La vicenda
Il principio di diritto affermato con la sentenza in commento, riconosce con estrema serenità la sussistenza del delitto di false dichiarazioni sulle proprie qualità personali di cui all’art.496 c.p., qualora le affermazioni mendaci siano contenute in un curriculum vitae presentato ad un ente pubblico, a prescindere dal mancato rispetto delle formalità previste per le dichiarazioni sostitutive di cui all’art.38 del d.P.R. n.445 del 2000.
La S.C. ha cristallizzato le argomentazioni espresse dal Tribunale di primo grado e successivamente confermate dalla Corte di merito, laddove si era riconosciuta la colpevolezza dell’imputato per il delitto di false dichiarazioni sulle proprie qualità personali, per avere falsamente attestato nel proprio curriculum vitae, accluso ad una domanda inviata al Comune di [X], di avere in precedenza ricoperto posizioni occupazionali di rilievo in ambito televisivo, in realtà non corrispondenti al vero.
Ricorrendo per cassazione avverso detto provvedimento confermativo di condanna, l’imputato aveva evidenziato, tra l’altro, la violazione di legge, non avendo egli sottoscritto il curriculum allegato all’istanza presentata al Comune interessato e, quindi, disatteso le disposizioni di cui agli artt.46, 47 del d.P.R. n.445 del 2000 ai fini dell’integrazione del delitto di cui all’art.496 c.p.
La decisione
Nel rigettare il ricorso, la S.C. ha inteso precisare in maniera alquanto sibillina che: “per qualità personali, ai fini del delitto di cui all’art.496 c.p., devesi intendere ogni attributo che serva a distinguere un individuo nella personalità economica o professionale e che possa avere interesse per l’autorità interrogante; pertanto, una qualifica professionale ovvero l’effettivo esercizio di un’attività lavorativa rientrano nel novero delle suddette qualità da dichiarare nella loro reale consistenza ai fini e per gli effetti del precetto penale di cui all’art.496 c.p.”.
Secondo la Corte dunque, devono ritenersi inconferenti le doglianze dell’imputato in ordine alle dichiarazioni sostitutive di cui agli artt.46, 47 del d.P.R. n.445 del 2000 atteso che, nel caso di specie, l’imputato non aveva nemmeno predisposto un autocertificazione con le formalità stabilite dall’art.38 del d.P.R. in commento.

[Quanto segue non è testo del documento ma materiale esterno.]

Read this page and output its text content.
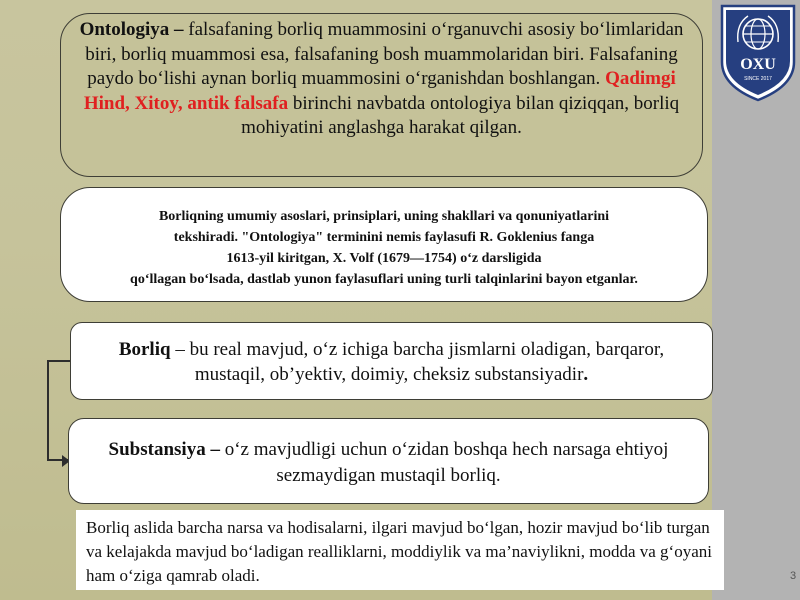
OXU
SINCE 2017
Ontologiya – falsafaning borliq muammosini o‘rganuvchi asosiy bo‘limlaridan biri, borliq muammosi esa, falsafaning bosh muammolaridan biri. Falsafaning paydo bo‘lishi aynan borliq muammosini o‘rganishdan boshlangan. Qadimgi Hind, Xitoy, antik falsafa birinchi navbatda ontologiya bilan qiziqqan, borliq mohiyatini anglashga harakat qilgan.
Borliqning umumiy asoslari, prinsiplari, uning shakllari va qonuniyatlarini
tekshiradi. "Ontologiya" terminini nemis faylasufi R. Goklenius fanga
1613-yil kiritgan, X. Volf (1679—1754) o‘z darsligida
qo‘llagan bo‘lsada, dastlab yunon faylasuflari uning turli talqinlarini bayon etganlar.
Borliq – bu real mavjud, o‘z ichiga barcha jismlarni oladigan, barqaror, mustaqil, ob’yektiv, doimiy, cheksiz substansiyadir.
Substansiya – o‘z mavjudligi uchun o‘zidan boshqa hech narsaga ehtiyoj sezmaydigan mustaqil borliq.
Borliq aslida barcha narsa va hodisalarni, ilgari mavjud bo‘lgan, hozir mavjud bo‘lib turgan va kelajakda mavjud bo‘ladigan realliklarni, moddiylik va ma’naviylikni, modda va g‘oyani ham o‘ziga qamrab oladi.	3
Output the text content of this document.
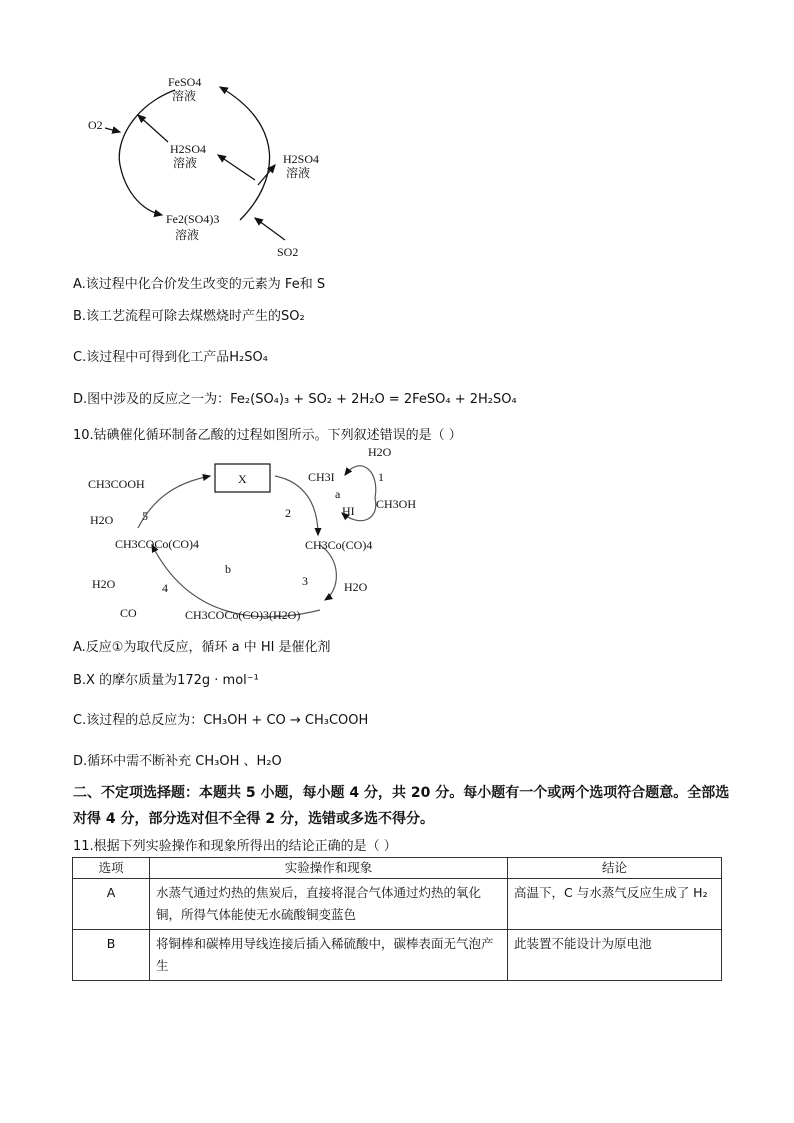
FeSO4
溶液
O2
H2SO4
溶液	H2SO4
溶液
Fe2(SO4)3
溶液
SO2
A.该过程中化合价发生改变的元素为 Fe和 S
B.该工艺流程可除去煤燃烧时产生的SO₂
C.该过程中可得到化工产品H₂SO₄
D.图中涉及的反应之一为：Fe₂(SO₄)₃ + SO₂ + 2H₂O = 2FeSO₄ + 2H₂SO₄
10.钴碘催化循环制备乙酸的过程如图所示。下列叙述错误的是（ ）
CH3COOH	X
H2O
CH3I	1
a
CH3OH
HI
H2O 5	2
CH3COCo(CO)4	CH3Co(CO)4
b
H2O	4	3	H2O
CO	CH3COCo(CO)3(H2O)
A.反应①为取代反应，循环 a 中 HI 是催化剂
B.X 的摩尔质量为172g · mol⁻¹
C.该过程的总反应为：CH₃OH + CO → CH₃COOH
D.循环中需不断补充 CH₃OH 、H₂O
二、不定项选择题：本题共 5 小题，每小题 4 分，共 20 分。每小题有一个或两个选项符合题意。全部选对得 4 分，部分选对但不全得 2 分，选错或多选不得分。
11.根据下列实验操作和现象所得出的结论正确的是（ ）
选项	实验操作和现象	结论
A	水蒸气通过灼热的焦炭后，直接将混合气体通过灼热的氧化铜，所得气体能使无水硫酸铜变蓝色	高温下，C 与水蒸气反应生成了 H₂
B	将铜棒和碳棒用导线连接后插入稀硫酸中，碳棒表面无气泡产生	此装置不能设计为原电池
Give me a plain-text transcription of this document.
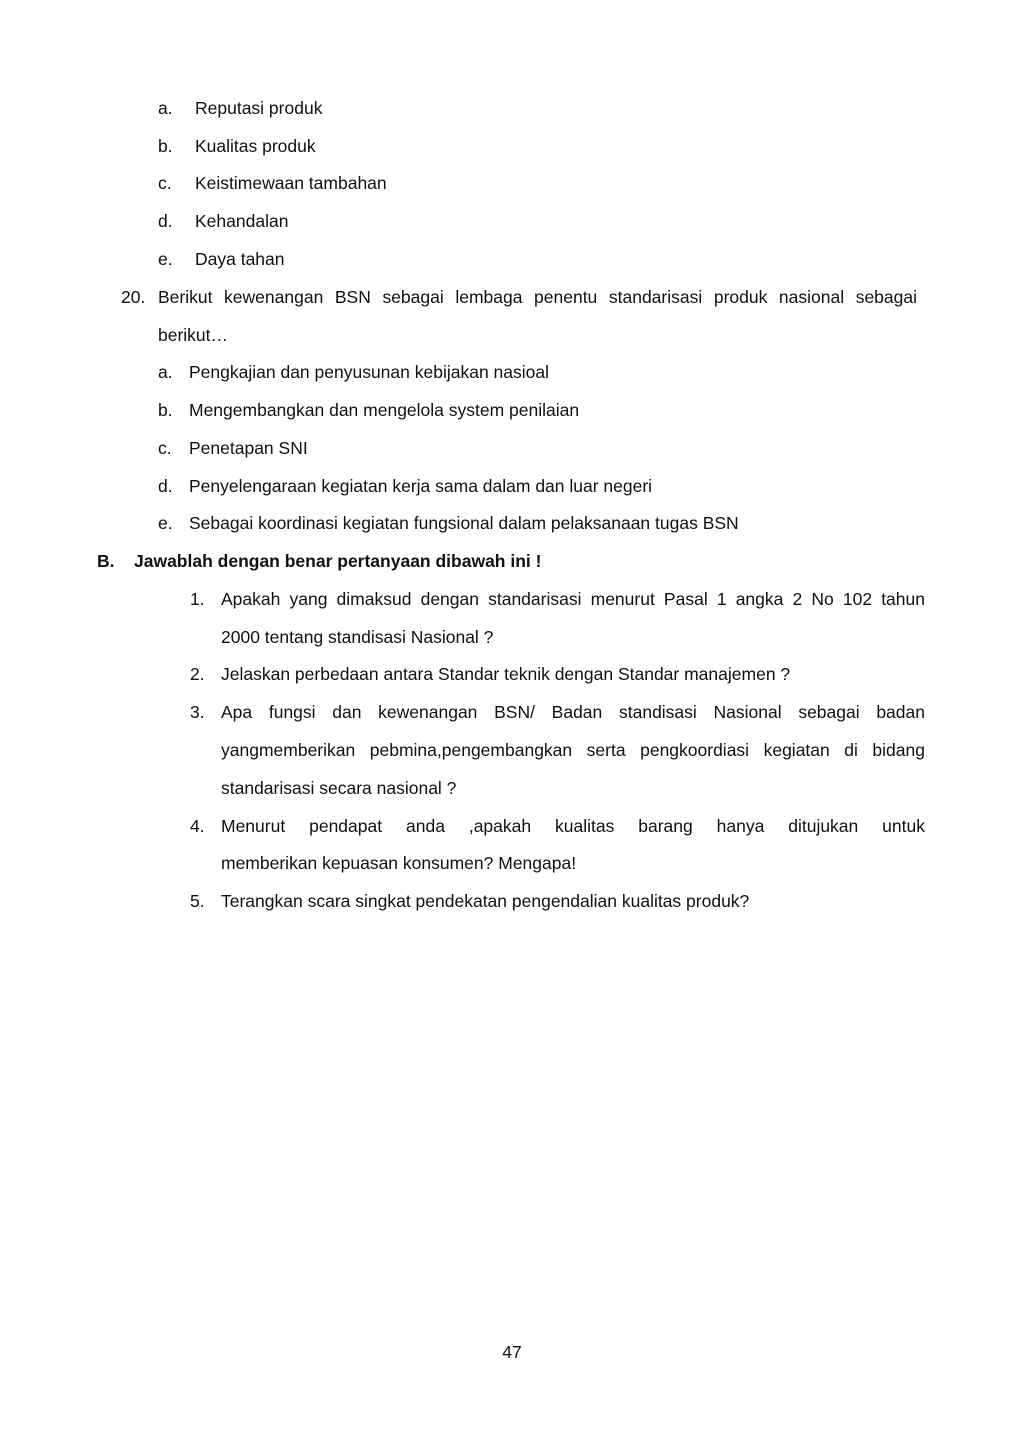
a. Reputasi produk
b. Kualitas produk
c. Keistimewaan tambahan
d. Kehandalan
e. Daya tahan
20. Berikut kewenangan BSN sebagai lembaga penentu standarisasi produk nasional sebagai
berikut…
a. Pengkajian dan penyusunan kebijakan nasioal
b. Mengembangkan dan mengelola system penilaian
c. Penetapan SNI
d. Penyelengaraan kegiatan kerja sama dalam dan luar negeri
e. Sebagai koordinasi kegiatan fungsional dalam pelaksanaan tugas BSN
B. Jawablah dengan benar pertanyaan dibawah ini !
1. Apakah yang dimaksud dengan standarisasi menurut Pasal 1 angka 2 No 102 tahun
2000 tentang standisasi Nasional ?
2. Jelaskan perbedaan antara Standar teknik dengan Standar manajemen ?
3. Apa fungsi dan kewenangan BSN/ Badan standisasi Nasional sebagai badan
yangmemberikan pebmina,pengembangkan serta pengkoordiasi kegiatan di bidang
standarisasi secara nasional ?
4. Menurut pendapat anda ,apakah kualitas barang hanya ditujukan untuk
memberikan kepuasan konsumen? Mengapa!
5. Terangkan scara singkat pendekatan pengendalian kualitas produk?
47
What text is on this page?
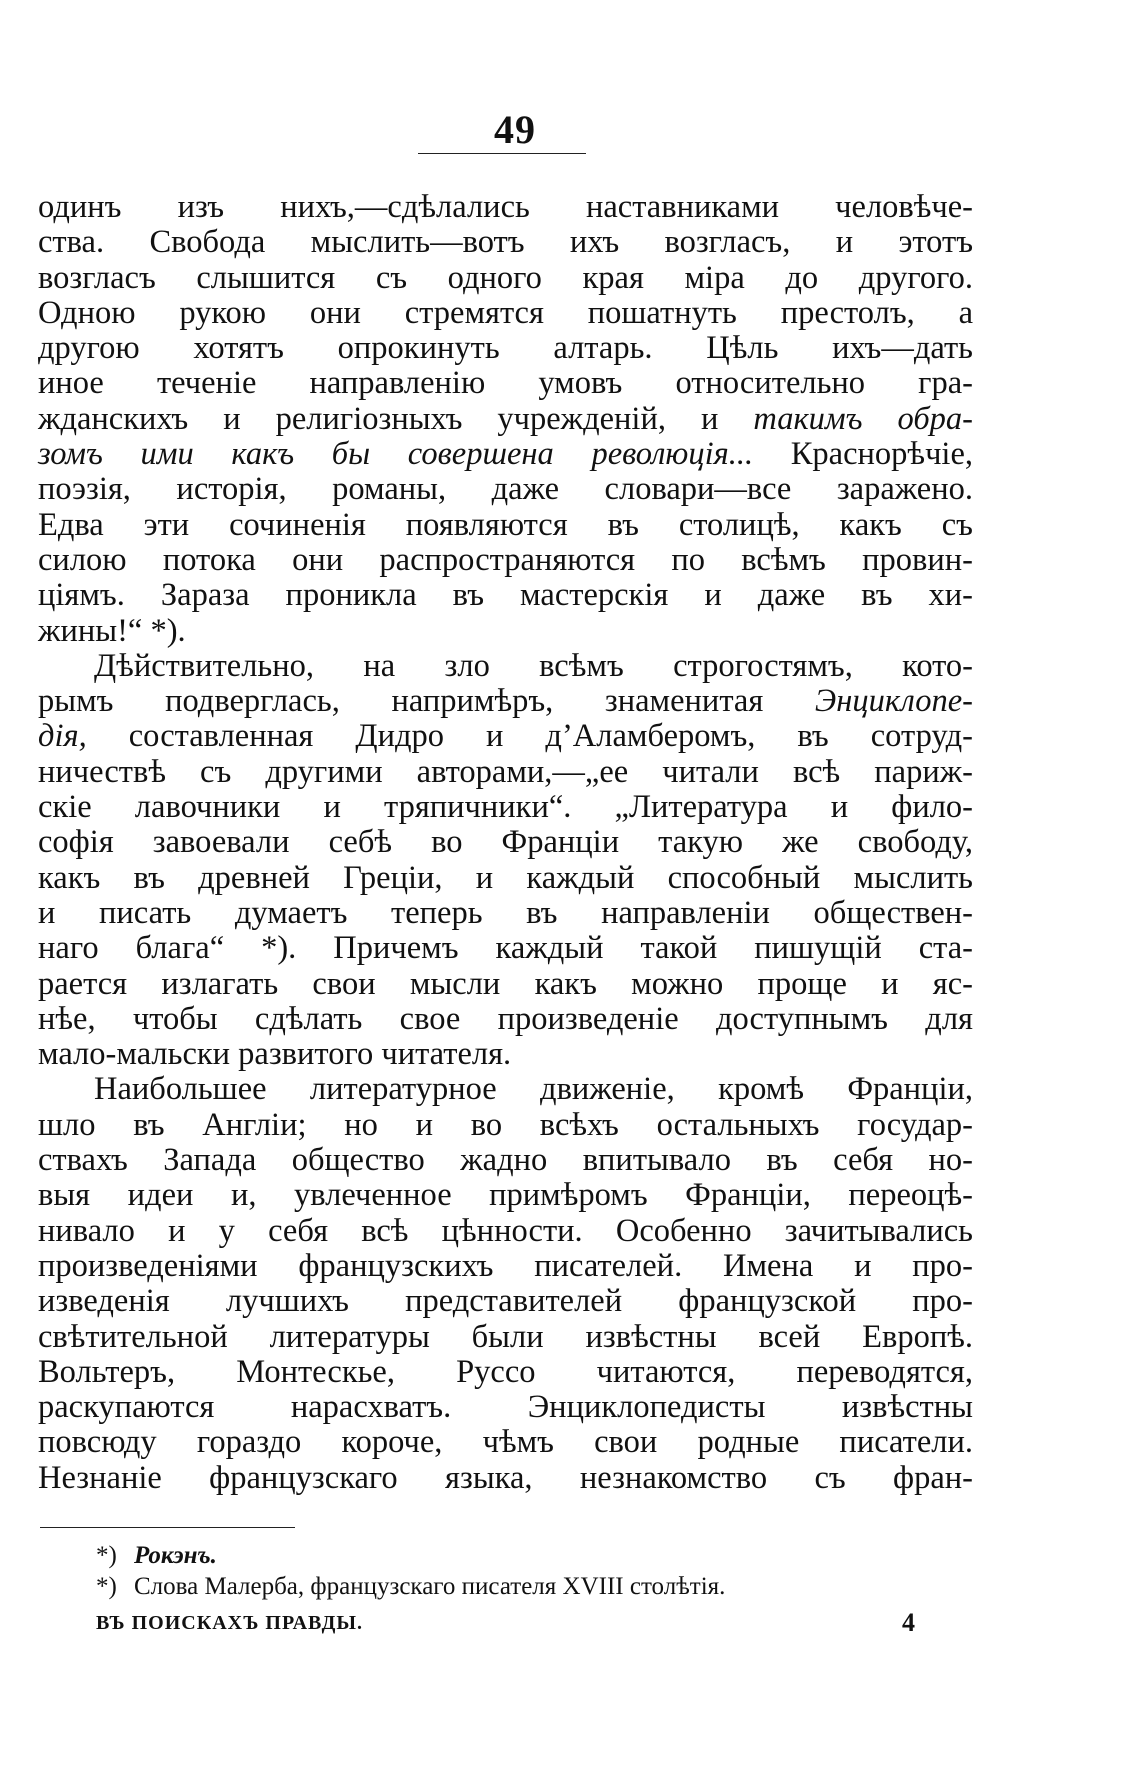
49
одинъ изъ нихъ,—сдѣлались наставниками человѣче-
ства. Свобода мыслить—вотъ ихъ возгласъ, и этотъ
возгласъ слышится съ одного края міра до другого.
Одною рукою они стремятся пошатнуть престолъ, а
другою хотятъ опрокинуть алтарь. Цѣль ихъ—дать
иное теченіе направленію умовъ относительно гра-
жданскихъ и религіозныхъ учрежденій, и такимъ обра-
зомъ ими какъ бы совершена революція... Краснорѣчіе,
поэзія, исторія, романы, даже словари—все заражено.
Едва эти сочиненія появляются въ столицѣ, какъ съ
силою потока они распространяются по всѣмъ провин-
ціямъ. Зараза проникла въ мастерскія и даже въ хи-
жины!“ *).
Дѣйствительно, на зло всѣмъ строгостямъ, кото-
рымъ подверглась, напримѣръ, знаменитая Энциклопе-
дія, составленная Дидро и д’Аламберомъ, въ сотруд-
ничествѣ съ другими авторами,—„ее читали всѣ париж-
скіе лавочники и тряпичники“. „Литература и фило-
софія завоевали себѣ во Франціи такую же свободу,
какъ въ древней Греціи, и каждый способный мыслить
и писать думаетъ теперь въ направленіи обществен-
наго блага“ *). Причемъ каждый такой пишущій ста-
рается излагать свои мысли какъ можно проще и яс-
нѣе, чтобы сдѣлать свое произведеніе доступнымъ для
мало-мальски развитого читателя.
Наибольшее литературное движеніе, кромѣ Франціи,
шло въ Англіи; но и во всѣхъ остальныхъ государ-
ствахъ Запада общество жадно впитывало въ себя но-
выя идеи и, увлеченное примѣромъ Франціи, переоцѣ-
нивало и у себя всѣ цѣнности. Особенно зачитывались
произведеніями французскихъ писателей. Имена и про-
изведенія лучшихъ представителей французской про-
свѣтительной литературы были извѣстны всей Европѣ.
Вольтеръ, Монтескье, Руссо читаются, переводятся,
раскупаются нарасхватъ. Энциклопедисты извѣстны
повсюду гораздо короче, чѣмъ свои родные писатели.
Незнаніе французскаго языка, незнакомство съ фран-
*) Рокэнъ.
*) Слова Малерба, французскаго писателя XVIII столѣтія.
ВЪ ПОИСКАХЪ ПРАВДЫ.	4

Ancora la S.C. ha chiarito che: “l’allegazione, ad una domanda rivolta ad un Ente pubblico, di un curriculum vitae contenente false dichiarazioni circa le proprie esperienze lavorative vale, quindi, ad integrare gli estremi oggettivi del mendacio richiesto dall’art.496 c.p., così come non pertinente deve ritenersi la rimostranza circa la mancata sottoscrizione del curriculum falso, atteso che la sottoscrizione in calce alla domanda presentata al Comune vale a rendere proprie dell’istante anche le allegazioni riguardanti le pregresse esperienze lavorative, sia pure indicate in diverso foglio”.
La mancata sottoscrizione del curriculum, pertanto, a nulla è valsa all’imputato onde esentarsi da responsabilità per il delitto di falso, atteso che egli, avendo in ogni caso sottoscritto l’istanza alla quale il curriculum era stato allegato, aveva comunque fatto proprie anche le predette allegazioni.
Del resto, già in passato la Corte di legittimità si era espressa in senso pressoché analogo (Cfr.Cass.pen.sez.V, 15 luglio 1994, Marrari), riconoscendo il delitto di falsità materiale in ordine ad alcune note contenute nelle schede apprestate per l’inquadramento nella qualifica funzionale dell’ufficio del personale di un Ente Comunale “allorquando atti che sono intrinsecamente certificativi, diventano necessari e propedeutici alla manifestazione di volontà dell’organo pubblico e vengono falsificati per deviare la volontà pubblica o per rendere più difficile l’accertamento della situazione di fatto, presupposto di una certa decisione, costituendo condotta punibile ai sensi dell’art.476 c.p….”.
Bibliografia: Dir.pen.e processo, 8/2013; A.Cristiani, Falsità personale, Dig.disc.pen. 1991; A.Nappi, Falsità personale, Enc.giur.Treccani, 1989; A.Pagliaro, Falsità personale, Enc.dir.XVI,1967.